L'article #02 : Jacques De Deker

€2.00

Jacques De Decker : L'immortel de l'Académie royale de Belgique

L'article de Véronique Bergen

ISBN : 978-2-87595-369-8

Parution le 1 novembre 2020

Prix : 4€ (+1€ de frais de port) / 2 € en version numérique

Disponible en version numérique sur toutes les plateformes

éditorial

Véronique Bergen peint en l’honneur de Jacques de Decker un véritable portrait de Dorian Gray. En Belgique, toute personne liée à la littérature le connaissait. Je le voyais régulièrement fréquenter les rayons « poésie » et « littérature belge » de la librairie Tropismes. Maintenant qu’il nous a quittés en avril 2020, l’académicienne, son ancienne consœur, nous conduit au grenier des Lettres, enlève la poussière et nous dévoile dans sa splendeur et sa beauté l’image intacte et vive de son être qu’il a enluminé tout au long de sa vie. En le lisant, j’ai eu le sentiment d’avoir perdu « le dernier des Belges », comme on a dit de nombreux personnages historiques qu’ils furent chacun « le dernier des Romains ». C’est l’incarnation de cette impossible unité qui révèle la richesse et la diversité de notre culture et de la personnalité qui s’y est plongée.

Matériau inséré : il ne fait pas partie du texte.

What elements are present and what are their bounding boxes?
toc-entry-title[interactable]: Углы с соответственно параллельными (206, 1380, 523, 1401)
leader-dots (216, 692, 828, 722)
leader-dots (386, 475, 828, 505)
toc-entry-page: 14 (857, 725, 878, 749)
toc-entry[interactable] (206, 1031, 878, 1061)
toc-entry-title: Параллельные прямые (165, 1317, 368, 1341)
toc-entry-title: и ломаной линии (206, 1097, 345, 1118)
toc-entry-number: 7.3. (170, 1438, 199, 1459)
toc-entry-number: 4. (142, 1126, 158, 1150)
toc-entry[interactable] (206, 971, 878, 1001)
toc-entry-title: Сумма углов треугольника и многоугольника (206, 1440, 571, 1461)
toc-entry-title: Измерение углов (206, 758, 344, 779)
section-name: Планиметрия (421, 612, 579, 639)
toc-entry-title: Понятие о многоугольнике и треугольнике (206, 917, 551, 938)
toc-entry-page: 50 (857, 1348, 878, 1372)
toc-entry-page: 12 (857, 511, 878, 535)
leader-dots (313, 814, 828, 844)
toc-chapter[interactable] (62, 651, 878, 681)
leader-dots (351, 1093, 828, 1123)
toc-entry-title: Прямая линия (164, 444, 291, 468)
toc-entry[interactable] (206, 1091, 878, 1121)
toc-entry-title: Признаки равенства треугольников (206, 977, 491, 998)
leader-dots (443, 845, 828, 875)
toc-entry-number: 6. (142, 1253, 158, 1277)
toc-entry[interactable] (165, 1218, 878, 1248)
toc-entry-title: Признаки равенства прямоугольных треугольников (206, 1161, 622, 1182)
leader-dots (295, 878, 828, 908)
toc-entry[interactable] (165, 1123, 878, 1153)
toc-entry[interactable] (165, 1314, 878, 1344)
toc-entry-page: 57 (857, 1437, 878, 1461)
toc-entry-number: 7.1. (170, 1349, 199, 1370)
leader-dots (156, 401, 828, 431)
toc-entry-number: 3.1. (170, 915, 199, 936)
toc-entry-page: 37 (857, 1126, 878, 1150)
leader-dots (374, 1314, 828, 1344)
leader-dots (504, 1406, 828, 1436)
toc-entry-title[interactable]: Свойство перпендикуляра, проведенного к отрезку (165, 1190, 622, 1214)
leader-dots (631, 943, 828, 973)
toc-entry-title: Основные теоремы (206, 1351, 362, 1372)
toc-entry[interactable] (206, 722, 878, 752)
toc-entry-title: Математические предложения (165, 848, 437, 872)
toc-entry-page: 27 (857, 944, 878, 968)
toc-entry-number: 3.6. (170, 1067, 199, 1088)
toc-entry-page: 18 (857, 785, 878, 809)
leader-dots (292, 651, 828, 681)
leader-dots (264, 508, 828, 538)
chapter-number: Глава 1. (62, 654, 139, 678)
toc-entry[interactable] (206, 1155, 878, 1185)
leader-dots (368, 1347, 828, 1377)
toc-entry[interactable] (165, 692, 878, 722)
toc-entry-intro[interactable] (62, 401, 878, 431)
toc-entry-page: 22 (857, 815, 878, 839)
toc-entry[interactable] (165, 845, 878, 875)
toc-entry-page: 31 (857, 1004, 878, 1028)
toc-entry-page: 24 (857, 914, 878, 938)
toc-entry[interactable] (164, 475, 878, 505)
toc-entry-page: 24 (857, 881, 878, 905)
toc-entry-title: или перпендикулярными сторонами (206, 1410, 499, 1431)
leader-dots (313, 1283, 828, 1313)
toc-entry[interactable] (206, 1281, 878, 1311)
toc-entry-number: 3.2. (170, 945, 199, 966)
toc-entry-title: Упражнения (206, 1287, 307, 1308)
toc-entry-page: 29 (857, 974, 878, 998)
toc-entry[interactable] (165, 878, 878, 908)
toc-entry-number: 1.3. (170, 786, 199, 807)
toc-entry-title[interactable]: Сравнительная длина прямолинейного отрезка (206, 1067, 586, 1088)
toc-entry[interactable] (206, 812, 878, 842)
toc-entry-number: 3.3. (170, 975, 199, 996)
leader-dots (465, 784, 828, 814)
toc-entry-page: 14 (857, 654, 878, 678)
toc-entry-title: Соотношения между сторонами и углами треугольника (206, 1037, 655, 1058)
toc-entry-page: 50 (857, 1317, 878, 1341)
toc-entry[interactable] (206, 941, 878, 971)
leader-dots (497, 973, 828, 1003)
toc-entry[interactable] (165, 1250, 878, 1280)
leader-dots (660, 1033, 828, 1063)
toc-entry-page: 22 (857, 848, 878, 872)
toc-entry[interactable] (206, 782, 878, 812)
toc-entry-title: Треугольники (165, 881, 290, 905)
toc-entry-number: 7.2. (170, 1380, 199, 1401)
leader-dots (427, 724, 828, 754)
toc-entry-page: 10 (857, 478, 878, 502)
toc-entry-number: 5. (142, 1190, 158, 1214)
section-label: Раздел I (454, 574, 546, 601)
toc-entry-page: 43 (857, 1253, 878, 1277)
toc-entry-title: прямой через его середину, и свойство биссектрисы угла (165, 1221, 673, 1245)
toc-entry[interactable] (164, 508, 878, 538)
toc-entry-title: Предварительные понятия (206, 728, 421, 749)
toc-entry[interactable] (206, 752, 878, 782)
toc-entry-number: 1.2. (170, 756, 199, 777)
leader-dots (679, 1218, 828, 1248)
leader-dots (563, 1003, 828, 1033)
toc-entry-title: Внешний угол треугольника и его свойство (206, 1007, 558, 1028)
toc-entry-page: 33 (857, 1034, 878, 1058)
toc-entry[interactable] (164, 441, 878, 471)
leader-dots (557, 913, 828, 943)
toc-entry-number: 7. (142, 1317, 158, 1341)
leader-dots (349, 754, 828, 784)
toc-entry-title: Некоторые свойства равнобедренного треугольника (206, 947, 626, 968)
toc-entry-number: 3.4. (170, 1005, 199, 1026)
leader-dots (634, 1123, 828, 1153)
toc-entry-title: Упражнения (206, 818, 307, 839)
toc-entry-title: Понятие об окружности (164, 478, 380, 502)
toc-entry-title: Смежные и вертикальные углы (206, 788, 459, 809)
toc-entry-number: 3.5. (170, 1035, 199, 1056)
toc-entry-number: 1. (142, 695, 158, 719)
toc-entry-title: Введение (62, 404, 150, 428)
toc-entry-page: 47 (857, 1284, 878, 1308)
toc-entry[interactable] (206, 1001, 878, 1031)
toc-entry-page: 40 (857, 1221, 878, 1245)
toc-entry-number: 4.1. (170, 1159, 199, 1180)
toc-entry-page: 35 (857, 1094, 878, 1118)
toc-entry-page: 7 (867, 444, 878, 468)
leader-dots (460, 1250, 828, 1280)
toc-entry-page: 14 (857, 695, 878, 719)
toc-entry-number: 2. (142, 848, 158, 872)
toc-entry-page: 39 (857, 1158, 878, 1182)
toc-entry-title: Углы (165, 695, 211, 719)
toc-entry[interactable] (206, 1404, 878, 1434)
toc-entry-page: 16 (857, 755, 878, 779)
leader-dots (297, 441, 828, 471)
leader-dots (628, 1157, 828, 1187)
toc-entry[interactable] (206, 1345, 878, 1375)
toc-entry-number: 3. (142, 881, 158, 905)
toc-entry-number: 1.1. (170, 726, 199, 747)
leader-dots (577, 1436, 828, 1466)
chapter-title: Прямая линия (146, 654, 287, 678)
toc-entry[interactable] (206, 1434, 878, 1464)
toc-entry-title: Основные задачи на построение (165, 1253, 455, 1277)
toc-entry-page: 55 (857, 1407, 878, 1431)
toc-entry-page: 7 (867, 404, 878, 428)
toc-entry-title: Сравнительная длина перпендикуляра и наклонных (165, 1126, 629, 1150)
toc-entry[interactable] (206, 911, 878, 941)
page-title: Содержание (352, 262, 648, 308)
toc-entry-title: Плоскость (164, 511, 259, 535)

Paradoxalement, je connaissais mal l’homme qui avait brossé mon portrait à la remise de la bourse Horlait-Dapsens dont j’étais le lauréat pour l’Académie Royale de langue et de littérature françaises en 2018. Nous avions conversé ensuite, il m’avait fait part de sa passion pour Tchékhov et je lui avais exposé mon projet de traduction de poèmes russes sur la Belgique. Un mois avant son décès, à la foire du livre de Bruxelles, il nous avait confié à mon père et moi un secret : « Je me suis mis à la poésie, c’est un secret que je vous révèle ». Et avec son sourire facétieux, il avait quitté notre stand, en nous laissant une dernière impression, toujours vivace.   

extrait

Seul le conte par sa plasticité serait à même de dresser un portrait de Jacques De Decker (1945-2020), de rendre toute l’épaisseur d’une personnalité d’une multiplicité foisonnante. Jamais il ne s’est tenu à un principe logique d’identité assis sur l’unité, la fermeture. Jamais il n’a épousé cette loi prenant la forme d’une équation A = A, qui forme l’un des pôles de la triade que la philosophie de l’Antiquité a posée en réquisit de l’exercice de la pensée (principes d’identité, de non-contradiction et de tiers exclu). Là où Pessoa a élu le médium de l’hétéronymie afin d’exprimer la multitude de voix qui l’habitent, Jacques De Decker a abrité sous un même nom un homme-orchestre, tout à la fois, en une seule vie, écrivain, dramaturge, critique littéraire et culturel, biographe d’Ibsen et de Wagner, traducteur, journaliste, conférencier, enseignant, acteur, secrétaire perpétuel de l’Académie royale de langue et de littérature françaises de Belgique (Arllfb). Nul étonnement qu’il ait donné à l’Académie une communication sur Pessoa, lui qui pratiquait autrement l’hétéropraxis sans passer par l’hétéronymie.

Il était avant toute chose un homme de théâtre, un baladin des Lettres qui, shakespearien dans l’âme, arpentait le monde comme une scène de théâtre, un palais des glaces. C’est ainsi que son existence se jouait sur plusieurs plans scéniques reliés entre eux par un double fil, celui de la passion et de la liberté. La base continue des plans scéniques qu’il embrassa se nomme création, monde esthétique articulé à son inscription dans l’histoire — de l’écriture à la peinture, de la musique au cinéma, à la danse, bref, la culture si le mot n’était à ce point galvaudé par son absorption dans la sphère mercantiliste.